The dataset was created by Cortez and Morais (2007) by manually merging two datasets. The first one was provided by an inspector that was responsible for the Montesinho fire occurrences, who collected temporal data and spatial data for each fire, along with the components of the FWI system and the total burned area. The second one was collected by the Polytechnic Institute of Bragança, and contains several weather observations that were recorded within a 30 minute period by a meteorological station located at the center of the park.

2.2 Attributes

The following table describes the dataset attributes.

Attribute Description Type
X X-axis spatial coordinate within the Montesinho park map Qualitative (factor) with 9 levels
Y Y-axis spatial coordinate within the Montesinho park map Qualitative (factor) with 7 levels
month Month of the year Qualitative (factor) with 12 levels
day Day of the week Qualitative (factor) with 7 levels
FFMC FFMC index from the FWI system Quantitative
DMC DMC index from the FWI system Quantitative
DC DC index from the FWI system Quantitative
ISI ISI index from the FWI system Quantitative
temp Temperature in Celsius degrees Quantitative
RH Relative humidity in % Quantitative
wind Wind speed in km/h Quantitative
rain Outside rain in mm/m² Quantitative
area Burned area of forest in ha Quantitative

2.3 Training and testing

Our goal is to build a model that is capable of predicting the burned area of forest fires, given a set of predictors. To test the generalization ability of our models, we hold out part of the available data as a test set. This set is useful to evaluate the prediction performance of a model on unseen data.

To generate a test set, we randomly sample 20% of our dataset. The remaining 80% is regarded as the training set, i.e., the data we use to build and validate our models.

train_nrow <- floor(0.8 * nrow(fires.data))

set.seed(42)  # For reproducibility
train_idx <- sample(seq_len(nrow(fires.data)), size=train_nrow)
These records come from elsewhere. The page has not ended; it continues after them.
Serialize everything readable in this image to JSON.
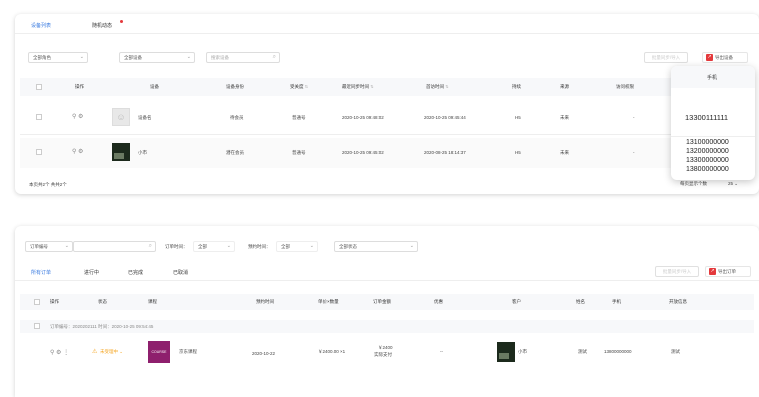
{
  "top": {
    "tabs": [
      "设备列表",
      "随机动态"
    ],
    "filters": {
      "select1": "全部角色",
      "select2": "全部设备",
      "search_placeholder": "搜索设备"
    },
    "btn_batch": "批量同步/导入",
    "btn_export": "导出设备",
    "columns": [
      "操作",
      "设备",
      "设备身份",
      "受关度",
      "最近同步时间",
      "首访时间",
      "持续",
      "来源",
      "访问权限"
    ],
    "rows": [
      {
        "device": "设备名",
        "role": "待会员",
        "level": "普通号",
        "sync": "2020-10-25 09:48:02",
        "first": "2020-10-25 09:45:44",
        "dur": "H5",
        "src": "未来",
        "perm": "-"
      },
      {
        "device": "小市",
        "role": "潜在会员",
        "level": "普通号",
        "sync": "2020-10-25 09:45:02",
        "first": "2020-08-25 18:14:37",
        "dur": "H5",
        "src": "未来",
        "perm": "-"
      }
    ],
    "footer_left": "本页共2个  共共2个",
    "footer_right": "每页显示个数",
    "page_size": "25",
    "popup": {
      "header": "手机",
      "phone_main": "13300111111",
      "phone_list": [
        "13100000000",
        "13200000000",
        "13300000000",
        "13800000000"
      ]
    }
  },
  "bottom": {
    "filters": {
      "select1": "订单编号",
      "label_order_time": "订单时间：",
      "order_time_val": "全部",
      "label_pay_time": "预约时间：",
      "pay_time_val": "全部",
      "select_all": "全部状态"
    },
    "tabs": [
      "所有订单",
      "进行中",
      "已完成",
      "已取消"
    ],
    "btn_batch": "批量同步/导入",
    "btn_export": "导出订单",
    "columns": [
      "操作",
      "状态",
      "课程",
      "预约时间",
      "单价×数量",
      "订单金额",
      "优惠",
      "客户",
      "姓名",
      "手机",
      "开放信息"
    ],
    "group_row": "订单编号：2020202111  时间：2020-10-25 09:54:45",
    "row": {
      "status": "未受理中",
      "course_thumb": "COURSE",
      "course": "京东课程",
      "time": "2020-10-22",
      "price": "￥2400.00 ×1",
      "amount": "￥2400",
      "amount_sub": "实际支付",
      "discount": "--",
      "customer": "小市",
      "name": "测试",
      "phone": "13800000000",
      "open": "测试"
    }
  },
  "colors": {
    "accent": "#3a7be0",
    "export_red": "#e4393c",
    "header_bg": "#f7f8fa",
    "course_purple": "#8e1f6d"
  }
}
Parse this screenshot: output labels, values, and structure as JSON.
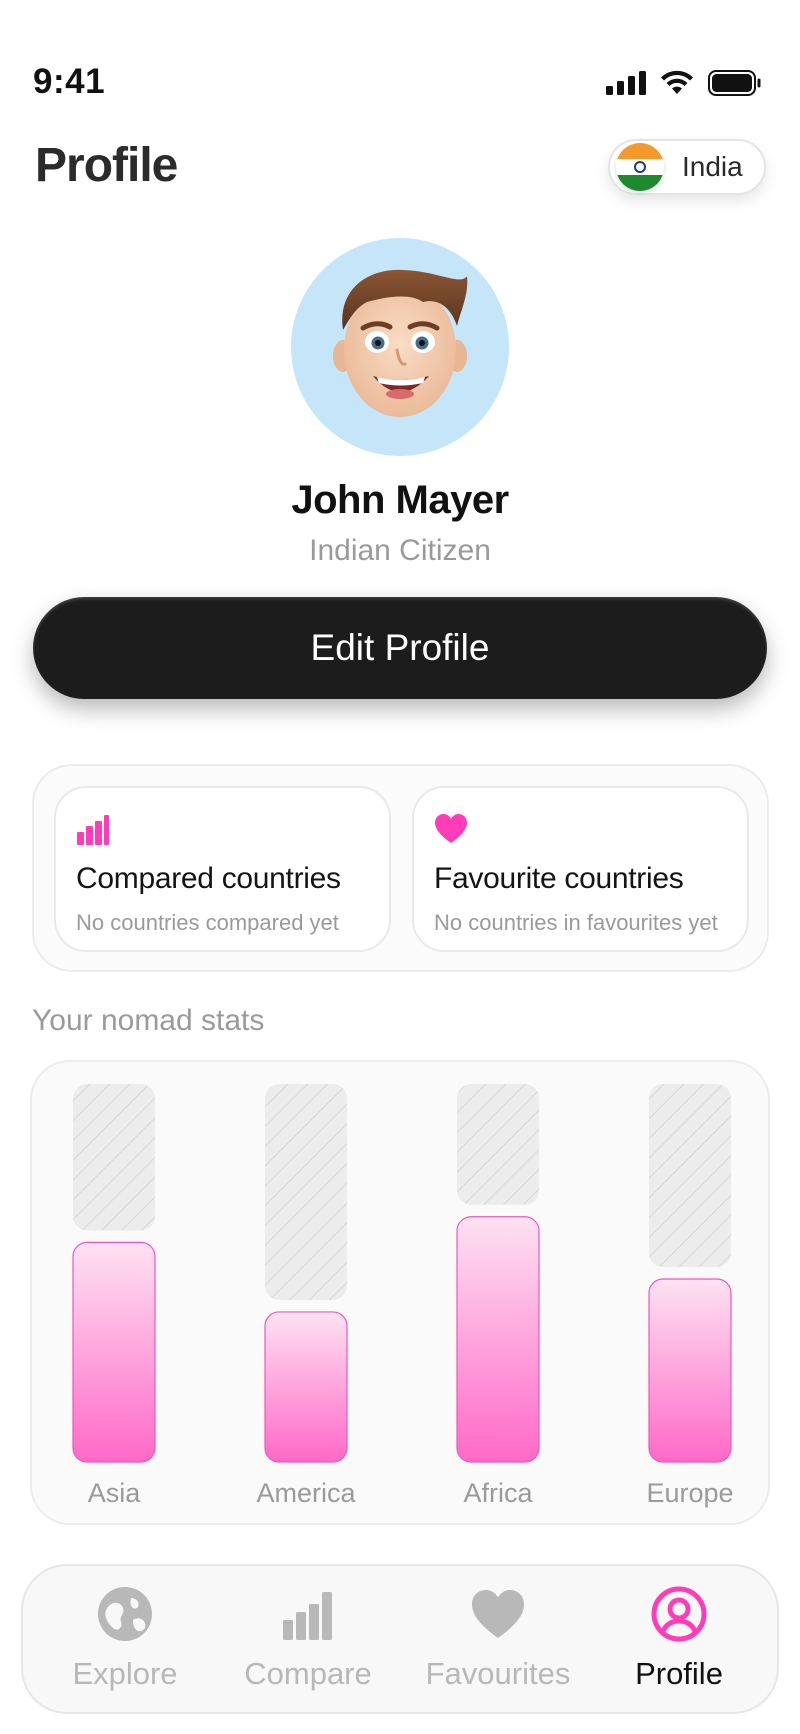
{
  "status_bar": {
    "time": "9:41"
  },
  "header": {
    "title": "Profile"
  },
  "country_chip": {
    "label": "India"
  },
  "profile": {
    "name": "John Mayer",
    "subtitle": "Indian Citizen",
    "edit_button": "Edit Profile"
  },
  "activity": {
    "compared": {
      "icon": "bar-chart-icon",
      "title": "Compared countries",
      "subtitle": "No countries compared yet"
    },
    "favourites": {
      "icon": "heart-icon",
      "title": "Favourite countries",
      "subtitle": "No countries in favourites yet"
    }
  },
  "stats": {
    "label": "Your nomad stats",
    "colors": {
      "fill": "#ff69c8",
      "fill_light": "#fde2f2",
      "empty": "#ececec"
    }
  },
  "chart_data": {
    "type": "bar",
    "categories": [
      "Asia",
      "America",
      "Africa",
      "Europe"
    ],
    "values": [
      0.6,
      0.41,
      0.67,
      0.5
    ],
    "ylim": [
      0,
      1
    ]
  },
  "tab_bar": {
    "tabs": [
      {
        "label": "Explore",
        "icon": "globe-icon",
        "active": false
      },
      {
        "label": "Compare",
        "icon": "bar-chart-icon",
        "active": false
      },
      {
        "label": "Favourites",
        "icon": "heart-icon",
        "active": false
      },
      {
        "label": "Profile",
        "icon": "user-circle-icon",
        "active": true
      }
    ],
    "colors": {
      "active_icon": "#ff3db8",
      "inactive": "#b8b8b8"
    }
  }
}
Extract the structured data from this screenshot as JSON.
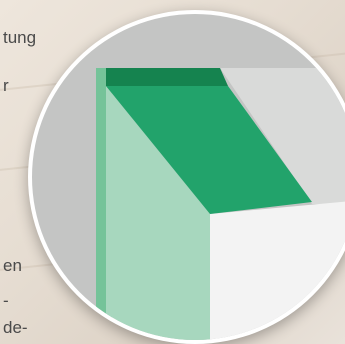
{
  "background_text": {
    "lines": [
      "tung",
      "r",
      "en",
      "-",
      "de-"
    ]
  },
  "magnifier": {
    "colors": {
      "wall": "#c4c5c4",
      "ceiling": "#d9dad9",
      "floor": "#f3f3f3",
      "awning": "#22a36b",
      "awning_dark": "#15834f",
      "pillar_light": "#a7d7be",
      "pillar_edge": "#75c399"
    }
  }
}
fires <- fires.data[train_idx, ]
cat("Training set size:", nrow(fires))
## Training set size: 413
fires.test <- fires.data[-train_idx, ]
cat("Test set size:", nrow(fires.test))
## Test set size: 104

Note that exploratory data analysis is performed exclusively on the training set, to avoid any information leakage during data preprocessing steps.

2.4 Exploratory data analysis

2.4.1 Spatial data

The position of the fires is encoded into a 9 by 9 grid, superimposed over the Montesinho park map. The following heatmap shows how many fires occurred at each (X, Y) coordinate pair. It is evident, according to this data, that the position influences the probability of fire occurrence.

coord_counts <- merge(as.data.frame(table(fires[, 1:2])), expand.grid(X=as.factor(c(1:9)), Y=as.factor(c(1:9))), by=c("X", "Y"), all=TRUE)

ggplot() +
  geom_raster(data=coord_counts, aes(x=X, y=Y, fill=Freq)) +
  scale_fill_gradient(low="white", high="brown3", na.value = "white", name="Count") +
  scale_x_discrete(position = "top") +
  scale_y_discrete(limits=factor(9:1)) +
  ggtitle("Frequency of fires in each zone") +
  theme(plot.title = element_text(hjust = 0.5))

2.4.2 Burned area

Our prediction target is the area burned by the forest fire. One important peculiarity of this dataset is that burned areas smaller than \(1/100\; \text{ha} = 100\; \text{m}^2\) are marked as \(0\). The following plot shows the number of small fires against bigger fires.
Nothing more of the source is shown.